SAN FRANCISCO (KGO) -- Organizers of J.P. Morgan's healthcare conference say they will be back in San Francisco in 2024, but they've pointed out one concern.
In a recent letter to Mayor London Breed obtained by ABC7 News Insider Phil Matier, those with J.P. Morgan said they had a successful conference in January and announced their return next year.
"I say thank you J.P. Morgan Chase for making the decision, having the confidence in the city that we can pull it off, that's based off their recent experience," said Jim Wunderman of the Bay Area Council.
A simple 'thank you' from the business community in San Francisco.
It's estimated that more than $86 million was brought into San Francisco because of the conference.
But while organizers say the city was clean and they felt safe, they wrote, "One major concern we continue to hear from our clients is the price gouging and lack of flexibility exhibited by San Francisco's hotels during the conference period."

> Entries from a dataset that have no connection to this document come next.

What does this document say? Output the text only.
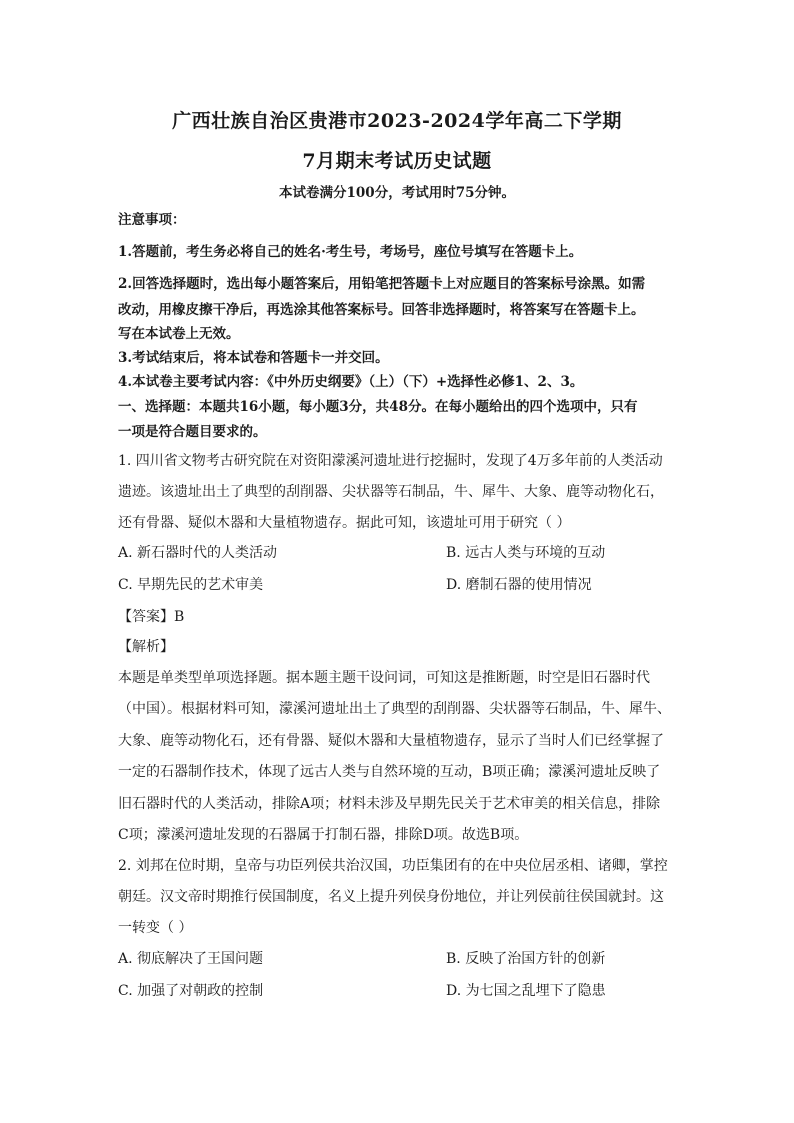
广西壮族自治区贵港市2023-2024学年高二下学期
7月期末考试历史试题
本试卷满分100分，考试用时75分钟。
注意事项：
1.答题前，考生务必将自己的姓名·考生号，考场号，座位号填写在答题卡上。
2.回答选择题时，选出每小题答案后，用铅笔把答题卡上对应题目的答案标号涂黑。如需
改动，用橡皮擦干净后，再选涂其他答案标号。回答非选择题时，将答案写在答题卡上。
写在本试卷上无效。
3.考试结束后，将本试卷和答题卡一并交回。
4.本试卷主要考试内容：《中外历史纲要》（上）（下）+选择性必修1、2、3。
一、选择题：本题共16小题，每小题3分，共48分。在每小题给出的四个选项中，只有
一项是符合题目要求的。
1. 四川省文物考古研究院在对资阳濛溪河遗址进行挖掘时，发现了4万多年前的人类活动
遗迹。该遗址出土了典型的刮削器、尖状器等石制品，牛、犀牛、大象、鹿等动物化石，
还有骨器、疑似木器和大量植物遗存。据此可知，该遗址可用于研究（ ）
A. 新石器时代的人类活动	B. 远古人类与环境的互动
C. 早期先民的艺术审美	D. 磨制石器的使用情况
【答案】B
【解析】
本题是单类型单项选择题。据本题主题干设问词，可知这是推断题，时空是旧石器时代
（中国）。根据材料可知，濛溪河遗址出土了典型的刮削器、尖状器等石制品，牛、犀牛、
大象、鹿等动物化石，还有骨器、疑似木器和大量植物遗存，显示了当时人们已经掌握了
一定的石器制作技术，体现了远古人类与自然环境的互动，B项正确；濛溪河遗址反映了
旧石器时代的人类活动，排除A项；材料未涉及早期先民关于艺术审美的相关信息，排除
C项；濛溪河遗址发现的石器属于打制石器，排除D项。故选B项。
2. 刘邦在位时期，皇帝与功臣列侯共治汉国，功臣集团有的在中央位居丞相、诸卿，掌控
朝廷。汉文帝时期推行侯国制度，名义上提升列侯身份地位，并让列侯前往侯国就封。这
一转变（ ）
A. 彻底解决了王国问题	B. 反映了治国方针的创新
C. 加强了对朝政的控制	D. 为七国之乱埋下了隐患
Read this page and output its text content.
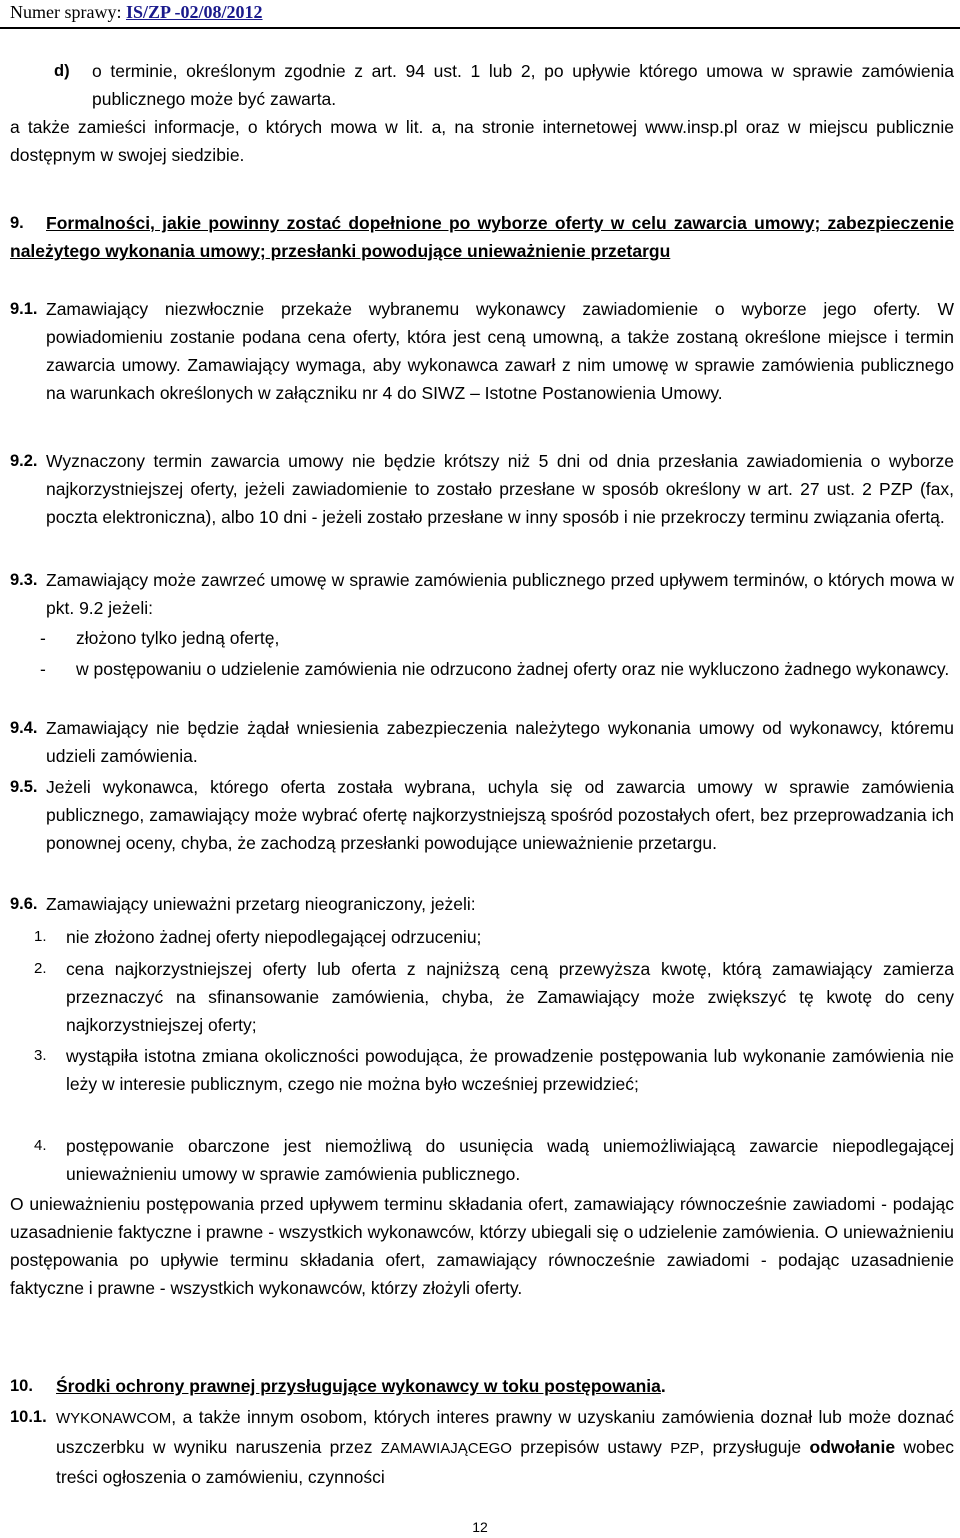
Numer sprawy: IS/ZP -02/08/2012
d) o terminie, określonym zgodnie z art. 94 ust. 1 lub 2, po upływie którego umowa w sprawie zamówienia publicznego może być zawarta.
a także zamieści informacje, o których mowa w lit. a, na stronie internetowej www.insp.pl oraz w miejscu publicznie dostępnym w swojej siedzibie.
9.	Formalności, jakie powinny zostać dopełnione po wyborze oferty w celu zawarcia umowy; zabezpieczenie należytego wykonania umowy; przesłanki powodujące unieważnienie przetargu
9.1. Zamawiający niezwłocznie przekaże wybranemu wykonawcy zawiadomienie o wyborze jego oferty. W powiadomieniu zostanie podana cena oferty, która jest ceną umowną, a także zostaną określone miejsce i termin zawarcia umowy. Zamawiający wymaga, aby wykonawca zawarł z nim umowę w sprawie zamówienia publicznego na warunkach określonych w załączniku nr 4 do SIWZ – Istotne Postanowienia Umowy.
9.2. Wyznaczony termin zawarcia umowy nie będzie krótszy niż 5 dni od dnia przesłania zawiadomienia o wyborze najkorzystniejszej oferty, jeżeli zawiadomienie to zostało przesłane w sposób określony w art. 27 ust. 2 PZP (fax, poczta elektroniczna), albo 10 dni - jeżeli zostało przesłane w inny sposób i nie przekroczy terminu związania ofertą.
9.3. Zamawiający może zawrzeć umowę w sprawie zamówienia publicznego przed upływem terminów, o których mowa w pkt. 9.2 jeżeli:
- złożono tylko jedną ofertę,
- w postępowaniu o udzielenie zamówienia nie odrzucono żadnej oferty oraz nie wykluczono żadnego wykonawcy.
9.4. Zamawiający nie będzie żądał wniesienia zabezpieczenia należytego wykonania umowy od wykonawcy, któremu udzieli zamówienia.
9.5. Jeżeli wykonawca, którego oferta została wybrana, uchyla się od zawarcia umowy w sprawie zamówienia publicznego, zamawiający może wybrać ofertę najkorzystniejszą spośród pozostałych ofert, bez przeprowadzania ich ponownej oceny, chyba, że zachodzą przesłanki powodujące unieważnienie przetargu.
9.6. Zamawiający unieważni przetarg nieograniczony, jeżeli:
1. nie złożono żadnej oferty niepodlegającej odrzuceniu;
2. cena najkorzystniejszej oferty lub oferta z najniższą ceną przewyższa kwotę, którą zamawiający zamierza przeznaczyć na sfinansowanie zamówienia, chyba, że Zamawiający może zwiększyć tę kwotę do ceny najkorzystniejszej oferty;
3. wystąpiła istotna zmiana okoliczności powodująca, że prowadzenie postępowania lub wykonanie zamówienia nie leży w interesie publicznym, czego nie można było wcześniej przewidzieć;
4. postępowanie obarczone jest niemożliwą do usunięcia wadą uniemożliwiającą zawarcie niepodlegającej unieważnieniu umowy w sprawie zamówienia publicznego.
O unieważnieniu postępowania przed upływem terminu składania ofert, zamawiający równocześnie zawiadomi - podając uzasadnienie faktyczne i prawne - wszystkich wykonawców, którzy ubiegali się o udzielenie zamówienia. O unieważnieniu postępowania po upływie terminu składania ofert, zamawiający równocześnie zawiadomi - podając uzasadnienie faktyczne i prawne - wszystkich wykonawców, którzy złożyli oferty.
10. Środki ochrony prawnej przysługujące wykonawcy w toku postępowania.
10.1. WYKONAWCOM, a także innym osobom, których interes prawny w uzyskaniu zamówienia doznał lub może doznać uszczerbku w wyniku naruszenia przez ZAMAWIAJĄCEGO przepisów ustawy PZP, przysługuje odwołanie wobec treści ogłoszenia o zamówieniu, czynności
12
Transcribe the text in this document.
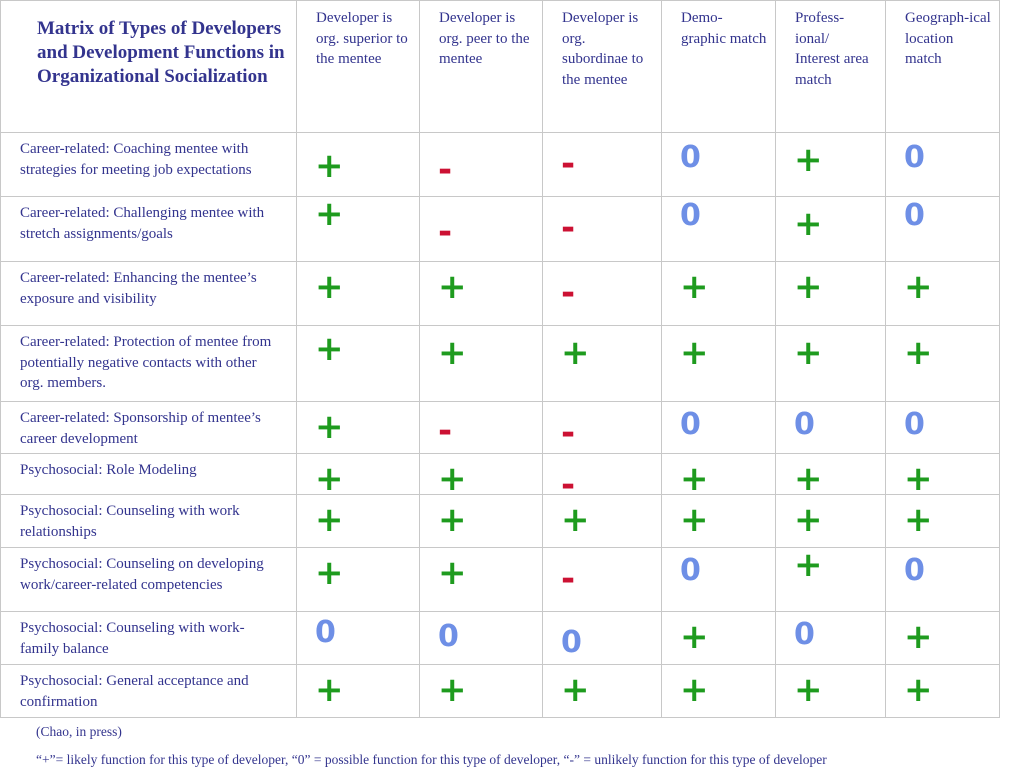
Matrix of Types of Developers and Development Functions in Organizational Socialization	Developer is org. superior to the mentee	Developer is org. peer to the mentee	Developer is org. subordinae to the mentee	Demo-graphic match	Profess-ional/ Interest area match	Geograph-ical location match

Career-related: Coaching mentee with strategies for meeting job expectations	+	-	-	0	+	0

Career-related: Challenging mentee with stretch assignments/goals	+	-	-	0	+	0

Career-related: Enhancing the mentee’s exposure and visibility	+	+	-	+	+	+

Career-related: Protection of mentee from potentially negative contacts with other org. members.	+	+	+	+	+	+

Career-related: Sponsorship of mentee’s career development	+	-	-	0	0	0

Psychosocial: Role Modeling	+	+	-	+	+	+

Psychosocial: Counseling with work relationships	+	+	+	+	+	+

Psychosocial: Counseling on developing work/career-related competencies	+	+	-	0	+	0

Psychosocial: Counseling with work-family balance	0	0	0	+	0	+

Psychosocial: General acceptance and confirmation	+	+	+	+	+	+
(Chao, in press)
“+”= likely function for this type of developer, “0” = possible function for this type of developer, “-” = unlikely function for this type of developer
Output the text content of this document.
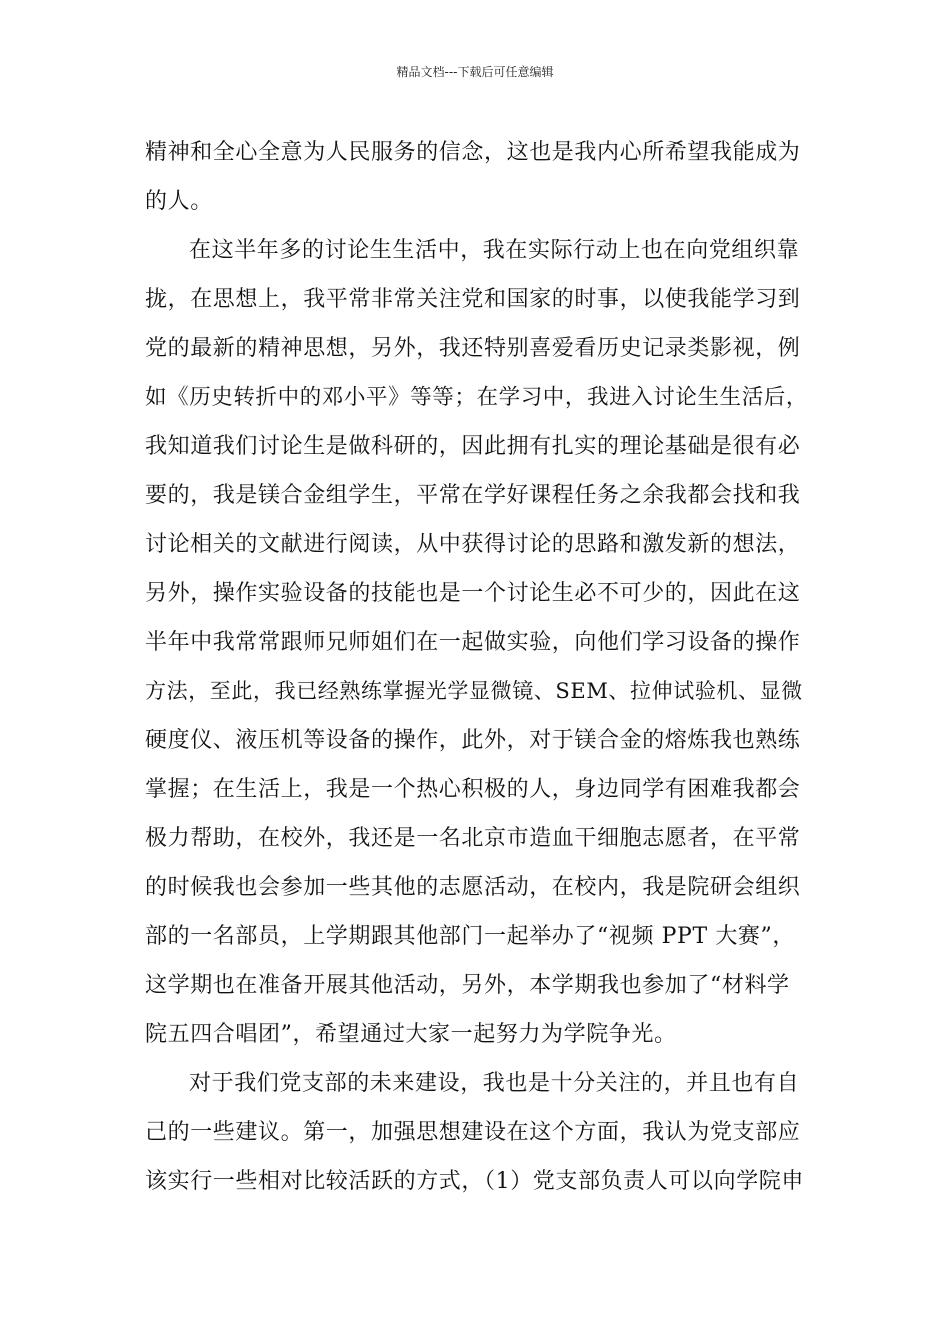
精品文档---下载后可任意编辑
精神和全心全意为人民服务的信念，这也是我内心所希望我能成为
的人。
在这半年多的讨论生生活中，我在实际行动上也在向党组织靠
拢，在思想上，我平常非常关注党和国家的时事，以使我能学习到
党的最新的精神思想，另外，我还特别喜爱看历史记录类影视，例
如《历史转折中的邓小平》等等；在学习中，我进入讨论生生活后，
我知道我们讨论生是做科研的，因此拥有扎实的理论基础是很有必
要的，我是镁合金组学生，平常在学好课程任务之余我都会找和我
讨论相关的文献进行阅读，从中获得讨论的思路和激发新的想法，
另外，操作实验设备的技能也是一个讨论生必不可少的，因此在这
半年中我常常跟师兄师姐们在一起做实验，向他们学习设备的操作
方法，至此，我已经熟练掌握光学显微镜、SEM、拉伸试验机、显微
硬度仪、液压机等设备的操作，此外，对于镁合金的熔炼我也熟练
掌握；在生活上，我是一个热心积极的人，身边同学有困难我都会
极力帮助，在校外，我还是一名北京市造血干细胞志愿者，在平常
的时候我也会参加一些其他的志愿活动，在校内，我是院研会组织
部的一名部员，上学期跟其他部门一起举办了“视频 PPT 大赛”，
这学期也在准备开展其他活动，另外，本学期我也参加了“材料学
院五四合唱团”，希望通过大家一起努力为学院争光。
对于我们党支部的未来建设，我也是十分关注的，并且也有自
己的一些建议。第一，加强思想建设在这个方面，我认为党支部应
该实行一些相对比较活跃的方式，（1）党支部负责人可以向学院申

"So we're coming out of this doldrums of the pandemic saying, 'okay welcome everybody back but you better be willing to pay,' but that puts us in competition with places like Las Vegas and that's the downside of it all," said Matier.
While competition from other cities is strong, Wunderman believes prices will soften as more conventions come to town. That said, he believes officials must work with hotels on this.
"Ultimately it's up to the hotels probably to decide what they want to do, but in their own interest long-term, if they want to see this particular convention here I think that they're going to need to moderate their prices a little bit," said Wunderman.
San Francisco's recent national image, fair or not, has been one of shoplifting and unhoused individuals on the streets. This letter though is proof of the positive experiences being had here.
Matier says the conversation is now focusing on the cost of doing business in a city like San Francisco.
"San Francisco has always been a fun place to have a convention and it's always been an expensive place to have a convention, the question is given remote work, giving the changing economy, can it continue to be both?" said Matier.